Des mesures d’accompagnement ont été introduites en juin 2004 pour atténuer les effets négatifs de cet accord. Elles prévoient que les travailleur·euse·s détaché·e·s en Suisse soient soumis·es aux mêmes conditions de travail que les employé·e·s résidant dans le pays. Cela signifie que les dispositions relatives au salaire minimum, à la durée du repos, aux vacances, à la sécurité au travail, à la protection de la santé, à la protection durant la grossesse et durant la période suivant l’accouchement ainsi qu’à la protection des enfants et des jeunes doivent être appliquées. Tel n’a pas toujours été le cas par le passé, notamment parce que des entreprises générales qui confiaient des travaux à des sous-traitants ne vérifiaient pas l’application de ces dispositions. Désormais, à moins d’apporter une preuve à décharge, les entreprises générales répondent sur le plan civil des manquements d’un sous-traitant en matière de respect des conditions de travail convenues.

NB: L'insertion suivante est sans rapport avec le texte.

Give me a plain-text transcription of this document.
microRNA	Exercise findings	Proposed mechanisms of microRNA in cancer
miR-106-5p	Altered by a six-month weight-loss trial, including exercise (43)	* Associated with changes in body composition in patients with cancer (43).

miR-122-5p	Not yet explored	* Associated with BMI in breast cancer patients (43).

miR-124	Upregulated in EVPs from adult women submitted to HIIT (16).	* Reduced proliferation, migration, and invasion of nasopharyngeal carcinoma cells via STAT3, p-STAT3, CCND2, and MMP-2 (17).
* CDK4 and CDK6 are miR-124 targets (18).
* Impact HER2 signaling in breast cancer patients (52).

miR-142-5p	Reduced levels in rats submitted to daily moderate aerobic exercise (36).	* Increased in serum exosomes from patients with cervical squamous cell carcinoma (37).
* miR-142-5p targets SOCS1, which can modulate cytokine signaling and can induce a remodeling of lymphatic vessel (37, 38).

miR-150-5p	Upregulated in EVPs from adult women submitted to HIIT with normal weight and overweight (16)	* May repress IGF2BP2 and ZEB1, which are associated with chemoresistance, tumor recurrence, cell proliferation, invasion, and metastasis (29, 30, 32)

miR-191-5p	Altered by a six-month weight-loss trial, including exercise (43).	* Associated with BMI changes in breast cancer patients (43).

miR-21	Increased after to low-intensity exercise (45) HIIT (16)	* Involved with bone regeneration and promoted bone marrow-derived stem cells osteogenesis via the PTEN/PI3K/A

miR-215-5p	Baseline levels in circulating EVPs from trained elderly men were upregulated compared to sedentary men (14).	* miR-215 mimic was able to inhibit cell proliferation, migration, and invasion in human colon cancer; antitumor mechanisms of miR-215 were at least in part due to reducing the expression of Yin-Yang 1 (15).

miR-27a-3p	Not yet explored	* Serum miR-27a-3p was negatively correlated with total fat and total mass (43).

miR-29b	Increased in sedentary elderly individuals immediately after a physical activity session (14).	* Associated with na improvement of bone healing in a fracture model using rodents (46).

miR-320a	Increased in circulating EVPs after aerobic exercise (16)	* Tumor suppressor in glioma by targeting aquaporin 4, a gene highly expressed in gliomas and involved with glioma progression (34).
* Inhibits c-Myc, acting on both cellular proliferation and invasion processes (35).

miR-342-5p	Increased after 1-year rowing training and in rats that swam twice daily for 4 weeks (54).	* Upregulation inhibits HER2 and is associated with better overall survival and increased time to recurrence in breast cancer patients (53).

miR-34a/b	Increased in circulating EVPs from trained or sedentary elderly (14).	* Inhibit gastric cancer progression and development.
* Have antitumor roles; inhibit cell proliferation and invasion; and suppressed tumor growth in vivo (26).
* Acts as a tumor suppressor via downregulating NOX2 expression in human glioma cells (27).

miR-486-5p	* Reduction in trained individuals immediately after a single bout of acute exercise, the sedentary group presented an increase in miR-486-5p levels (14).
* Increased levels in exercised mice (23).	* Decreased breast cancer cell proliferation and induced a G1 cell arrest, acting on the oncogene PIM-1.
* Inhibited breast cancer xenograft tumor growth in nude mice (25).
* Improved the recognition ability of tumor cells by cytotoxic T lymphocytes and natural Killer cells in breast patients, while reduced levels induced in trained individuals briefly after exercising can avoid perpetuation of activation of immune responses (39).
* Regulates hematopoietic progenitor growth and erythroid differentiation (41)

Les CCT (de force contraignante générale) et les contrats-types de travail sont également des instruments efficaces de lutte contre le dumping salarial et social pouvant être mis en œuvre dans le cadre de l’ALCP. L’initiative populaire contre l’immigration de masse adoptée en février 2014 a conduit, entre autres, à la mise en œuvre de la « préférence des travailleur·euse·s en Suisse, version allégée » en juillet 2018. Celle-ci oblige les entreprises de certains secteurs d’annoncer les postes à pourvoir aux ORP avant de les annoncer publiquement.

Le droit du travail est appelé à s’adapter constamment à l’évolution des besoins de la société. Le législateur doit ainsi tenir compte des mutations du contexte sociopolitique et régler les problématiques qui en résultent. Par exemple celles de la protection insuffisante des lanceurs d’alertes contre le licenciement ou de l’application des salaires minimaux. Les développements observés au plan international doivent par ailleurs être pris en compte dans la législation. L’influence de la politique sociale sur cette dernière est d’ores et déjà perceptible.

Références

Licci, S. (2015). Codes of Conduct im Arbeitsverhältnis mit besonderem Blick auf das Whistleblowing. Aktuelle Juristische Praxis, 1168-1184.

Portmann, W. & Stöckli, J. F. (2013). Schweizerisches Arbeitsrecht (3., vollst. überarb. Aufl.). Zürich : Dike.

Streiff, U., von Kaenel, A. & Rudolph, R. (2012). Arbeitsvertrag. Praxiskommentar zu Art. 319-362 OR (7., vollst. überarb. und stark erw. Aufl.). Zürich : Schulthess.